Kanunun gerekçesinde belirtildiği üzere taşınır mal yönetimi her dairenin kendisine bırakılmıştır. Mal yönetimi her dairenin kendisine bırakıldığı için de 1050 sayılı yasanın 134. maddesine göre ayniyat saymanları kurumları tarafından atanmaktadır. Yani kurumlarının personeli olarak görev yapmaktadırlar. Görüldüğü üzere ayniyat saymanlarının kurum personeli olmaları sebep değil sonuçtur.

Ayniyat Talimatnamesinin yerine 'Taşınır Mal Yönetmeliği' hazırlanmış ve 18.01.2007 tarihli Resmi Gazete 'de yayımlanarak yürürlüğe girmiştir. Bu Yönetmelikte ayniyat saymanından hiç söz edilmediği gibi, bu görevleri yürütmekte olanların durumlarının ne olacağına da değinilmemiştir.

Söz konusu yeni yönetmelik, eski düzenlemede ayniyat saymanı tarafından yürütüleceği belirtilen görevlerden söz ederken "taşınır kayıt ve kontrol yetkilisi" kavramını kullanmış, ancak bunlar için herhangi bir kadro unvanı da öngörmemiştir. Bu şekilde bir boşluk yaratılmıştır.

Haliyle, bu boşluktan kaynaklanan sorunun, kurumların inisiyatifi ile değil kanunla çözülmesi gerektiği inancındayız. Bu çözüm yukarıda izah etmeye çalışıldığı üzere, ayniyat saymanlarının mevcut hiyerarşik statüsünü ve özlük haklarını zarara uğratmayacak ve kendilerini kurum yönetimi elinde oyuncak etmeyecek şekilde kalıcı bir düzenleme yapılması gerekmektedir.

Diğer yandan 666 Sayılı Kanun Hükmünde Kararname ile Ayniyat Saymanlarına yapılan haksızlık adeta katmerlenmiştir. Şöyle ki; Daha önce Şube Müdürü, Sayman ve Ayniyat saymanlarının maaşı aynı idi. Bu kararname ile Ek Ödeme Şube Müdürlerinde %170,Saymanlarda %165 olarak belirlenmiş, Ayniyat Saymanların ki ise %115 de bırakılarak mali yönden de büyük bir hak kaybına uğratılmıştır.

Yeni düzenlemede mevcut ayniyat saymanlarından hiç söz edilmemesi anlaşılır gibi değildir. Yanlışlıkla unutulduğu düşünenler olduğu gibi, kasıt arayanlar da mevcuttur. Ya da son yıllarda çıkan birçok hukuki düzenlemede olduğu gibi bu düzenlemenin de aceleye getirildiği, Kanun ve Yönetmelik vb. tam olarak incelenmeden veya kurum ve kuruluşların önerileri dikkate alınmadan hazırlandığı hissi uyandırmaktadır.
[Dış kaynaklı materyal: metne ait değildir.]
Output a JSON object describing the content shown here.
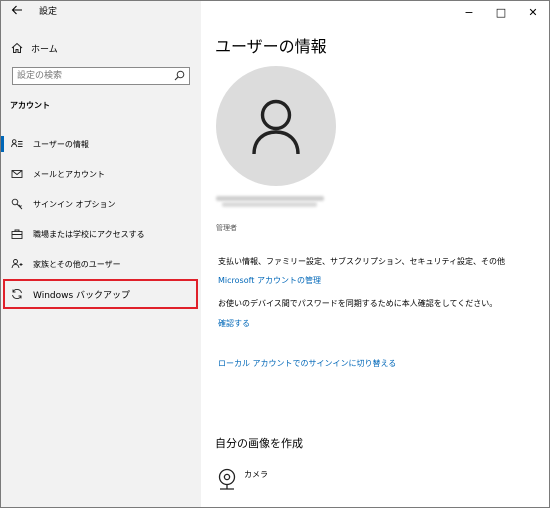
{
  "window": {
    "title": "設定",
    "controls": {
      "minimize": "−",
      "maximize": "□",
      "close": "✕"
    }
  },
  "sidebar": {
    "home_label": "ホーム",
    "search_placeholder": "設定の検索",
    "section_title": "アカウント",
    "items": [
      {
        "label": "ユーザーの情報",
        "icon": "user-info-icon",
        "selected": true
      },
      {
        "label": "メールとアカウント",
        "icon": "mail-icon"
      },
      {
        "label": "サインイン オプション",
        "icon": "key-icon"
      },
      {
        "label": "職場または学校にアクセスする",
        "icon": "briefcase-icon"
      },
      {
        "label": "家族とその他のユーザー",
        "icon": "people-icon"
      },
      {
        "label": "Windows バックアップ",
        "icon": "sync-icon",
        "highlighted": true
      }
    ]
  },
  "main": {
    "page_title": "ユーザーの情報",
    "account_role": "管理者",
    "billing_text": "支払い情報、ファミリー設定、サブスクリプション、セキュリティ設定、その他",
    "manage_account_link": "Microsoft アカウントの管理",
    "verify_text": "お使いのデバイス間でパスワードを同期するために本人確認をしてください。",
    "verify_link": "確認する",
    "switch_local_link": "ローカル アカウントでのサインインに切り替える",
    "create_picture_title": "自分の画像を作成",
    "camera_label": "カメラ"
  },
  "colors": {
    "accent": "#0067b8",
    "sidebar_bg": "#f2f2f2",
    "highlight": "#e0202a",
    "avatar_bg": "#dcdcdc"
  }
}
Maliye Bakanlığı: Görevde Yükselme Yönetmeliğine geçici madde eklemiş ve "Ayniyat Saymanı (Bakanlık merkezinde) görev yaptığı birimin Şube Müdürü unvanına, Ayniyat Saymanı (Taşra) görev yaptıkları birimin Şef unvanına atanırlar." demiş ve Bakanlık bünyesinde "ayniyat saymanı" kadro unvanını kaldırmış ve Bakanlar Kurulu Kararı ile Taşınır Mal Yönetmeliğinin yürürlüğe girmesini sağlarken, kendi ayniyat saymanlarının durumunu Şube Müdürü olarak atamak kaydıyla düzeltmiştir.

Diğer kurumlar ise düzenlemelerinde bu yönde bir değişiklik yapamadıklarından, Maliye Bakanlığı dışındaki kurumların ayniyat saymanları görevsiz ve yetkisiz olarak adeta ortada bırakılmışlardır.
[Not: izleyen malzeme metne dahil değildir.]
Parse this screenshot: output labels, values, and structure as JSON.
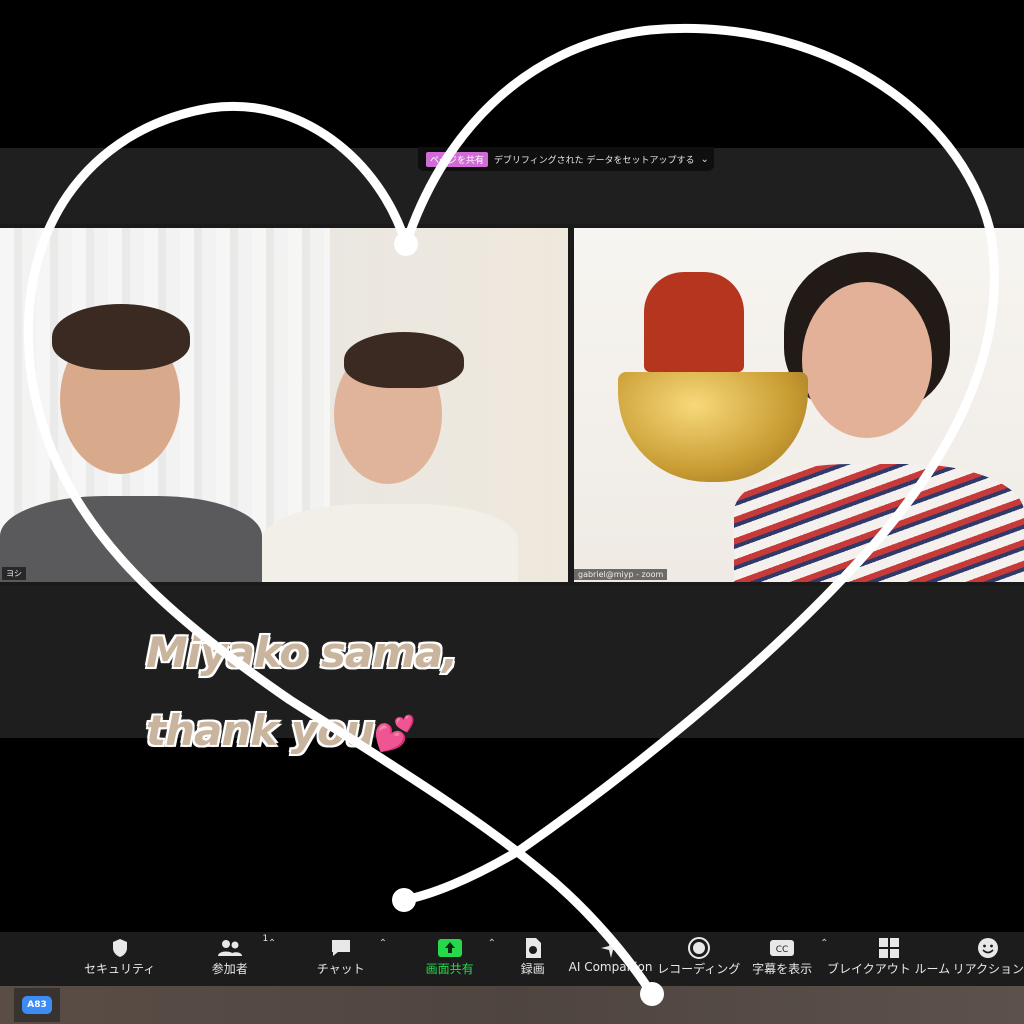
{
  "share_banner": {
    "tag": "ページを共有",
    "text": "デブリフィングされた データをセットアップする"
  },
  "tiles": {
    "left_name": "ヨシ",
    "right_name": "gabriel@miyp - zoom"
  },
  "caption": {
    "line1": "Miyako sama,",
    "line2": "thank you",
    "emoji": "💕"
  },
  "toolbar": {
    "items": [
      {
        "label": "セキュリティ",
        "icon": "shield-icon"
      },
      {
        "label": "参加者",
        "icon": "participants-icon",
        "count": "1"
      },
      {
        "label": "チャット",
        "icon": "chat-icon"
      },
      {
        "label": "画面共有",
        "icon": "share-screen-icon"
      },
      {
        "label": "録画",
        "icon": "record-icon"
      },
      {
        "label": "AI Companion",
        "icon": "ai-companion-icon"
      },
      {
        "label": "レコーディング",
        "icon": "recording-icon"
      },
      {
        "label": "字幕を表示",
        "icon": "captions-icon"
      },
      {
        "label": "ブレイクアウト ルーム",
        "icon": "breakout-rooms-icon"
      },
      {
        "label": "リアクション",
        "icon": "reactions-icon"
      }
    ]
  },
  "taskbar": {
    "app_chip": "A83"
  },
  "colors": {
    "accent_green": "#26d94b",
    "toolbar_bg": "#1c1c1c",
    "caption": "#c9b49d"
  }
}
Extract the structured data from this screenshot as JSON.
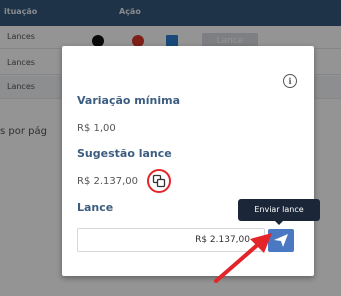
{
  "table": {
    "headers": [
      "ituação",
      "Ação"
    ],
    "rows": [
      "Lances",
      "Lances",
      "Lances"
    ],
    "lance_button": "Lance",
    "pagination_text": "s por pág",
    "icon_colors": [
      "#111111",
      "#d9382a",
      "#2b7fd1"
    ]
  },
  "modal": {
    "info_icon": "info-icon",
    "variacao_label": "Variação mínima",
    "variacao_value": "R$ 1,00",
    "sugestao_label": "Sugestão lance",
    "sugestao_value": "R$ 2.137,00",
    "copy_icon": "copy-icon",
    "lance_label": "Lance",
    "lance_input_value": "R$ 2.137,00",
    "send_icon": "send-icon",
    "tooltip": "Enviar lance"
  },
  "colors": {
    "header_bg": "#36587c",
    "label_color": "#3c5d80",
    "send_button": "#4a78c2",
    "highlight_red": "#e3252a"
  }
}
Kamu kurum ve kuruluşlarının kadroları ve bu kadrolarda istihdam edilen memurların görev ve yetkileriyle ilgili kurum olan Devlet Personel Başkanlığı ise bu çarpık durumu görmelerine rağmen, düzeltme yolunda hiçbir adım atmamaktadır.

Yeni düzenleme ayniyat saymanlarını görevsiz ve yetkisiz bıraktığı gibi, yönetmelik kapsamındaki hizmetlerden de yararlanmayı amaçlamadığından, mevcut ayniyat saymanlarının: Maliye Bakanlığının uygulamasında olduğu gibi başka kadrolara atanmak suretiyle değerlendirilmesi ve mağduriyetin giderilmesi bir zorunluluk haline gelmiştir.

Sonuç olarak, Anayasanın eşitlik ilkesi ve hukuk kuralları çerçevesinde bu haksızlığın bir an önce önüne geçilmesi için: müktesep olarak Şube Müdürlerine eşit olan ve Maliye Bakanlığının; merkezdeki ayniyat saymanlarını, yukarıda zikredilen yönetmelikle kendi biriminde Şube Müdürü olarak atanmasını da emsal olarak değerlendirmek suretiyle, tüm ayniyat saymanlarının kurumlarındaki şube müdürü kadrosuna atamasının yapılabilmesi için, kanun çıkarılmasına ihtiyaç duyulmaktadır.